Mark Duchesne, the head of the Northvolt Ett plant since mid-2023, will be replaced on an interim basis by Angeline Bilodeau, the vice president of Northvolt’s operations in North America, the company said.

Northvolt’s Swedish gigafactory, built to serve the European auto industry’s transition to electric vehicles, has said the ramp-up of its battery production had progressed more slowly than planned, and that it would seek to speed this up.

Duchesne, who had previously worked at Tesla and Chinese EV startup Byton as well as U.S. startup Nikola Motor Co., in June told Swedish business daily Dagens Industri that the last three months had amounted to the “worst quarter of (his) career”.

Northvolt announced in September it would slim down and cut jobs, sparking fears that Europe’s best shot at a home-grown electric vehicle battery champion would stall due to production problems, sluggish demand and competition from China.

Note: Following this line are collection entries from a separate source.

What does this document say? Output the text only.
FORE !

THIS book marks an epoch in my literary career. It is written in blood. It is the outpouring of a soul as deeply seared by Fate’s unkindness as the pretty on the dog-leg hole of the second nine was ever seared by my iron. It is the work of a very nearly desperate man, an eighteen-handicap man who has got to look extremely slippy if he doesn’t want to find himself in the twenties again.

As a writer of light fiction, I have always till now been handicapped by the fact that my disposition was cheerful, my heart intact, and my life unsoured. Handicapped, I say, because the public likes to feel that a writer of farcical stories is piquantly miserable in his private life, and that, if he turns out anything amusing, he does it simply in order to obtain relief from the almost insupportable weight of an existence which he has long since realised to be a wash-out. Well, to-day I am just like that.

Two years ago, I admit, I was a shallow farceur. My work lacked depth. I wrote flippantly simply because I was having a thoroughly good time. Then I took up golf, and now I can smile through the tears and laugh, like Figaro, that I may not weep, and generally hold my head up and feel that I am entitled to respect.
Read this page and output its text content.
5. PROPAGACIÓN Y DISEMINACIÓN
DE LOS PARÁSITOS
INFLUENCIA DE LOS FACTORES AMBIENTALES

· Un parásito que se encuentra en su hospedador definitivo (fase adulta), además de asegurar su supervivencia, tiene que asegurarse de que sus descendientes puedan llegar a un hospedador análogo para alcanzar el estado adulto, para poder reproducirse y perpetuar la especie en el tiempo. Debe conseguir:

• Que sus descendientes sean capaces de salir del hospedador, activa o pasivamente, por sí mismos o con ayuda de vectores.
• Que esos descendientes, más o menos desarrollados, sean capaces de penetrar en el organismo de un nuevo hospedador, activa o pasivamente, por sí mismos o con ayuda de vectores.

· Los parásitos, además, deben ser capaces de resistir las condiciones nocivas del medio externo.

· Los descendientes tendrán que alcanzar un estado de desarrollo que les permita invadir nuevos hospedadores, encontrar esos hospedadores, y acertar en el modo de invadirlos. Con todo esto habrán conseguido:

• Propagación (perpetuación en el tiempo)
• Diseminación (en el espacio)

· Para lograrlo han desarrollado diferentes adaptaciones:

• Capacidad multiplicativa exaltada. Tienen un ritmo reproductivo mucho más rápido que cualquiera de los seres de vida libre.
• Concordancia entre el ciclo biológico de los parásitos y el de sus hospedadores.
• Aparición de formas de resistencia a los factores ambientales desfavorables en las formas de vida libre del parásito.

The Northvolt Ett plant was built for an annual battery making capacity of 16 gigawatt-hours (GWh), but was producing in mid-September at an annual rate of less than 1 GWh, the company said at the time.

The output consisted in the middle of last month of some 60,000 battery cells per week with a plan to reach 100,000 cells weekly by the end of the year, Northvolt said at the time.

On Tuesday a Northvolt Ett subsidiary filed for bankruptcy after the factory expansion it was developing was cancelled, court filings showed, in a further sign of the group’s deepening problems.

The company has said it continues to seek a cash infusion from investors and lenders.